The filmmaker never gets the viewer to invest in his characters of this fantasy world. It's as if one actor after the other is interested to be a part of a fancy dress competition and not acting. Forget the characters, how can the romance in a love story be so badly written? The very reason why Vikramaditya and Prerana meet the second time at a hospital is bizarre. After being hit by a bus, the guy walks all the way to a hospital, utters some fancy lines, desperately trying to woo the girl and before you could sense what's going on, you're told they're in love. The roadblocks in the way of their relationship are equally strange and old-school - destiny and a terminal disease (no prizes for guessing what it is)

The hospital backdrop for Prerana's character is unintentionally hilarious. A patient, despite not having any ailments, gets admitted to the hospital and wants to stay there forever. Vikramaditya does a strange death practice with yoga for two minutes every day. A doctor at the top of his voice yells at a patient for calling astrology more accurate than science. It's also very apparent that the hospital is a set, for it's designed more like a mansion. 

While the first hour at least sets up the stage for the romance to take off, the film is derailed by a pathetic screenplay later. The plot just refuses to progress. The filmmaker is clueless is about elevating the tension within the story and makes a mess of a potent idea. Just because they want to prove an astrological prediction wrong, the protagonists end up doing strange things beyond comprehension. The sequence where Vikramaditya braves past a sinking ship to meet Prerana could've been a work of art if there was some emotion behind it. 

Several portions in the film don't add up - the threads about a businessman client (to Vikramaditya) who aspires to be a politician and the budding sportswoman he meets in a train, whose career fails to take off owing to a tragedy.

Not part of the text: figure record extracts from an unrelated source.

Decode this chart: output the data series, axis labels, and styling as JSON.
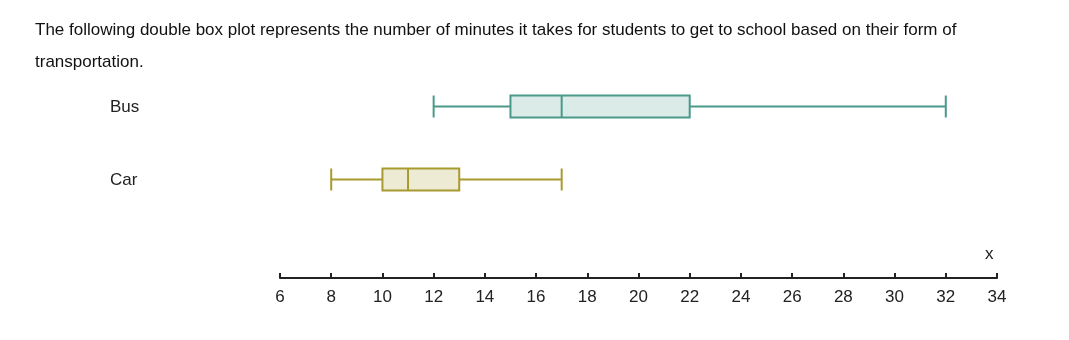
{
  "chart_data": {
    "type": "box",
    "orientation": "horizontal",
    "title": "The following double box plot represents the number of minutes it takes for students to get to school based on their form of transportation.",
    "xlabel": "x",
    "categories": [
      "Bus",
      "Car"
    ],
    "boxes": [
      {
        "low": 12,
        "q1": 15,
        "median": 17,
        "q3": 22,
        "high": 32
      },
      {
        "low": 8,
        "q1": 10,
        "median": 11,
        "q3": 13,
        "high": 17
      }
    ],
    "colors": [
      "#4a9a8a",
      "#a89a2e"
    ],
    "xlim": [
      6,
      34
    ],
    "xticks": [
      6,
      8,
      10,
      12,
      14,
      16,
      18,
      20,
      22,
      24,
      26,
      28,
      30,
      32,
      34
    ],
    "grid": false
  }
}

It's understood that the scenes were in place to establish Vikramaditya's credibility as a palmist but they don't further the story at all. Radhe Shyam feels like a series of scenes placed together in a film, where neither the parts nor the whole has any meaning.

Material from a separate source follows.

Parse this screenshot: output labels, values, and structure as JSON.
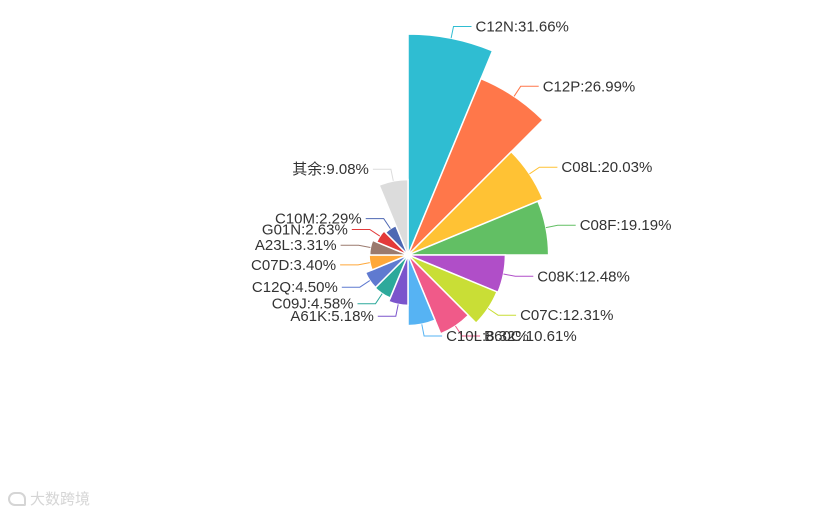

Radha Krishna Kumar doesn't do anything to integrate the spirit of Italy into the story. Nothing about the film would've changed even if it was set in Australia or France. Beyond the props, you barely realise that you're watching a film set in the 70s. The surreal locations may have helped the cinematographer though the jarring CGI/VFX work is quite distracting in many situations. 

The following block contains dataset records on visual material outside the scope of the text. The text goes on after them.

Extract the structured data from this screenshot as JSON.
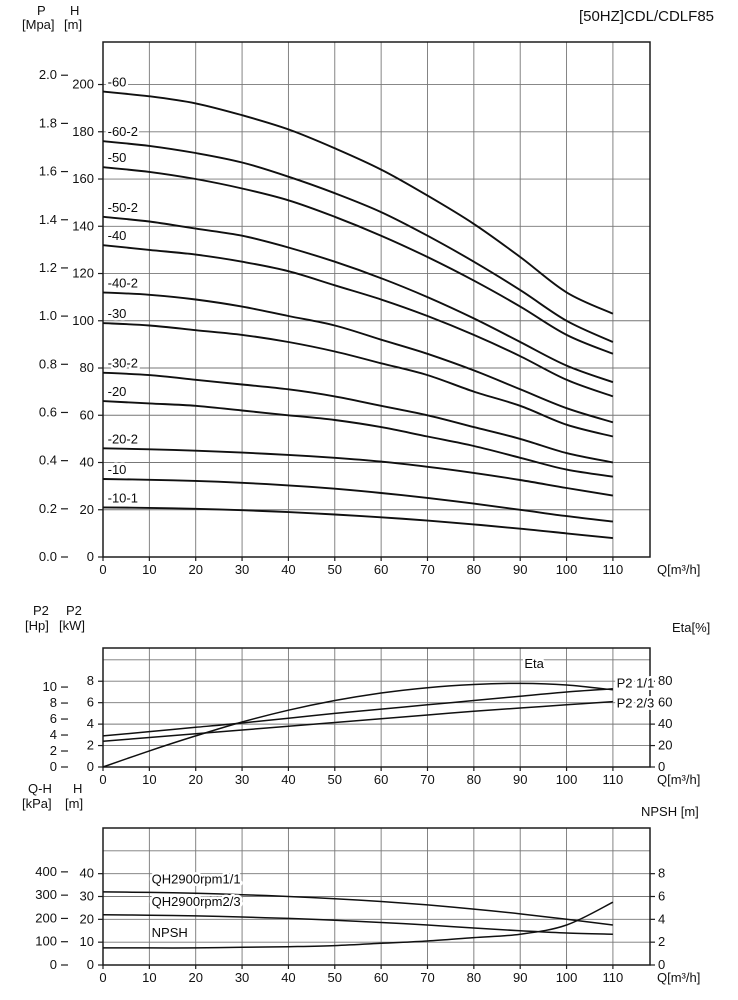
{
  "axes": {
    "main": {
      "p": "P",
      "p_unit": "[Mpa]",
      "h": "H",
      "h_unit": "[m]"
    },
    "power": {
      "hp": "P2",
      "hp_unit": "[Hp]",
      "kw": "P2",
      "kw_unit": "[kW]",
      "right": "Eta[%]"
    },
    "stage": {
      "kpa": "Q-H",
      "kpa_unit": "[kPa]",
      "m": "H",
      "m_unit": "[m]",
      "right": "NPSH [m]"
    }
  },
  "chart_data": [
    {
      "type": "line",
      "name": "main-qh-curves",
      "title": "[50HZ]CDL/CDLF85",
      "xlabel": "Q[m³/h]",
      "ylabel": "H[m]",
      "xlim": [
        0,
        118
      ],
      "ylim": [
        0,
        218
      ],
      "x_ticks": [
        0,
        10,
        20,
        30,
        40,
        50,
        60,
        70,
        80,
        90,
        100,
        110
      ],
      "y_ticks_m": [
        0,
        20,
        40,
        60,
        80,
        100,
        120,
        140,
        160,
        180,
        200
      ],
      "y_ticks_mpa": [
        "0.0",
        "0.2",
        "0.4",
        "0.6",
        "0.8",
        "1.0",
        "1.2",
        "1.4",
        "1.6",
        "1.8",
        "2.0"
      ],
      "mpa_to_m": 101.97,
      "x": [
        0,
        10,
        20,
        30,
        40,
        50,
        60,
        70,
        80,
        90,
        100,
        110
      ],
      "series": [
        {
          "name": "-60",
          "values": [
            197,
            195,
            192,
            187,
            181,
            173,
            164,
            153,
            141,
            127,
            112,
            103
          ]
        },
        {
          "name": "-60-2",
          "values": [
            176,
            174,
            171,
            167,
            161,
            154,
            146,
            136,
            125,
            113,
            100,
            91
          ]
        },
        {
          "name": "-50",
          "values": [
            165,
            163,
            160,
            156,
            151,
            144,
            136,
            127,
            117,
            106,
            94,
            86
          ]
        },
        {
          "name": "-50-2",
          "values": [
            144,
            142,
            139,
            136,
            131,
            125,
            118,
            110,
            101,
            91,
            81,
            74
          ]
        },
        {
          "name": "-40",
          "values": [
            132,
            130,
            128,
            125,
            121,
            115,
            109,
            102,
            94,
            85,
            75,
            68
          ]
        },
        {
          "name": "-40-2",
          "values": [
            112,
            111,
            109,
            106,
            102,
            98,
            92,
            86,
            79,
            71,
            63,
            57
          ]
        },
        {
          "name": "-30",
          "values": [
            99,
            98,
            96,
            94,
            91,
            87,
            82,
            77,
            70,
            64,
            56,
            51
          ]
        },
        {
          "name": "-30-2",
          "values": [
            78,
            77,
            75,
            73,
            71,
            68,
            64,
            60,
            55,
            50,
            44,
            40
          ]
        },
        {
          "name": "-20",
          "values": [
            66,
            65,
            64,
            62,
            60,
            58,
            55,
            51,
            47,
            42,
            37,
            34
          ]
        },
        {
          "name": "-20-2",
          "values": [
            46,
            45.6,
            45,
            44.2,
            43.2,
            42,
            40.4,
            38.2,
            35.6,
            32.6,
            29.2,
            26
          ]
        },
        {
          "name": "-10",
          "values": [
            33,
            32.7,
            32.2,
            31.4,
            30.3,
            28.9,
            27.1,
            25,
            22.6,
            20,
            17.3,
            15
          ]
        },
        {
          "name": "-10-1",
          "values": [
            21,
            20.8,
            20.4,
            19.8,
            19,
            18,
            16.8,
            15.4,
            13.8,
            12,
            10,
            8
          ]
        }
      ]
    },
    {
      "type": "line",
      "name": "power-and-efficiency",
      "xlabel": "Q[m³/h]",
      "xlim": [
        0,
        118
      ],
      "ylim_kw": [
        0,
        11.1
      ],
      "x_ticks": [
        0,
        10,
        20,
        30,
        40,
        50,
        60,
        70,
        80,
        90,
        100,
        110
      ],
      "kw_ticks": [
        0,
        2,
        4,
        6,
        8
      ],
      "hp_ticks": [
        0,
        2,
        4,
        6,
        8,
        10
      ],
      "hp_to_kw": 0.7457,
      "grid_kw": [
        2,
        4,
        6,
        8,
        10
      ],
      "eta_ticks": [
        0,
        20,
        40,
        60,
        80
      ],
      "eta_to_kw": 0.1,
      "x": [
        0,
        10,
        20,
        30,
        40,
        50,
        60,
        70,
        80,
        90,
        100,
        110
      ],
      "series": [
        {
          "name": "P2 1/1",
          "axis": "kw",
          "values": [
            2.9,
            3.3,
            3.7,
            4.1,
            4.55,
            5.0,
            5.4,
            5.8,
            6.2,
            6.6,
            7.0,
            7.3
          ],
          "label_at": [
            110.8,
            7.8
          ],
          "anchor": "start"
        },
        {
          "name": "P2 2/3",
          "axis": "kw",
          "values": [
            2.4,
            2.75,
            3.1,
            3.45,
            3.8,
            4.15,
            4.5,
            4.85,
            5.2,
            5.5,
            5.8,
            6.1
          ],
          "label_at": [
            110.8,
            5.9
          ],
          "anchor": "start"
        },
        {
          "name": "Eta",
          "axis": "eta",
          "values": [
            0,
            15,
            29,
            42,
            53,
            62,
            69,
            74,
            77,
            78,
            76.5,
            72
          ],
          "label_at": [
            93,
            9.6
          ],
          "anchor": "middle"
        }
      ]
    },
    {
      "type": "line",
      "name": "single-stage-head-and-npsh",
      "xlabel": "Q[m³/h]",
      "xlim": [
        0,
        118
      ],
      "ylim_m": [
        0,
        60
      ],
      "x_ticks": [
        0,
        10,
        20,
        30,
        40,
        50,
        60,
        70,
        80,
        90,
        100,
        110
      ],
      "m_ticks": [
        0,
        10,
        20,
        30,
        40
      ],
      "kpa_ticks": [
        0,
        100,
        200,
        300,
        400
      ],
      "kpa_to_m": 0.10197,
      "grid_m": [
        10,
        20,
        30,
        40,
        50
      ],
      "npsh_ticks": [
        0,
        2,
        4,
        6,
        8
      ],
      "npsh_to_m": 5,
      "x": [
        0,
        10,
        20,
        30,
        40,
        50,
        60,
        70,
        80,
        90,
        100,
        110
      ],
      "series": [
        {
          "name": "QH2900rpm1/1",
          "axis": "m",
          "values": [
            32,
            31.8,
            31.4,
            30.8,
            30,
            29,
            27.8,
            26.3,
            24.5,
            22.4,
            20,
            17.5
          ],
          "label_at": [
            10.5,
            37.5
          ],
          "anchor": "start"
        },
        {
          "name": "QH2900rpm2/3",
          "axis": "m",
          "values": [
            22,
            21.8,
            21.5,
            21,
            20.4,
            19.6,
            18.6,
            17.5,
            16.2,
            15,
            14,
            13.5
          ],
          "label_at": [
            10.5,
            27.5
          ],
          "anchor": "start"
        },
        {
          "name": "NPSH",
          "axis": "npsh",
          "values": [
            1.5,
            1.5,
            1.5,
            1.55,
            1.6,
            1.7,
            1.9,
            2.1,
            2.4,
            2.7,
            3.5,
            5.5
          ],
          "label_at": [
            10.5,
            14
          ],
          "anchor": "start"
        }
      ]
    }
  ]
}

The performances are so uninspiring too, Prabhas utters his lines as if he's doing a favour to audiences and more than anything, he looks tired and is in real need of a peaceful night's sleep. Pooja Hegde is saddled with a part without any substance though the actress tries hard to give it some personality and meaning. Bhagyashree, as a dancer mother to Vikramaditya, has nothing to do in the film beyond waking her son from bed, making coffee, teaching dance to a few students and mysteriously disappearing later. 

None of the supporting actors have proper characters, be it Sachin Khedekar, Priyadarshi, Riddhi Kumar, Murli Sharma or even Krishnam Raju. Justin Prabhakaran's songs deserved a better film and despite S Thaman's earnest efforts with the background score, there's no life in the proceedings. 

Verdict:

Simply put, Radhe Shyam is style minus any substance and it makes Prabhas' earlier dud Saaho seem infinitely better. That's not a standard you'd want to set for a film. All that glitters is not gold. Neither the story, writing nor the performances. This is a long ride to hell.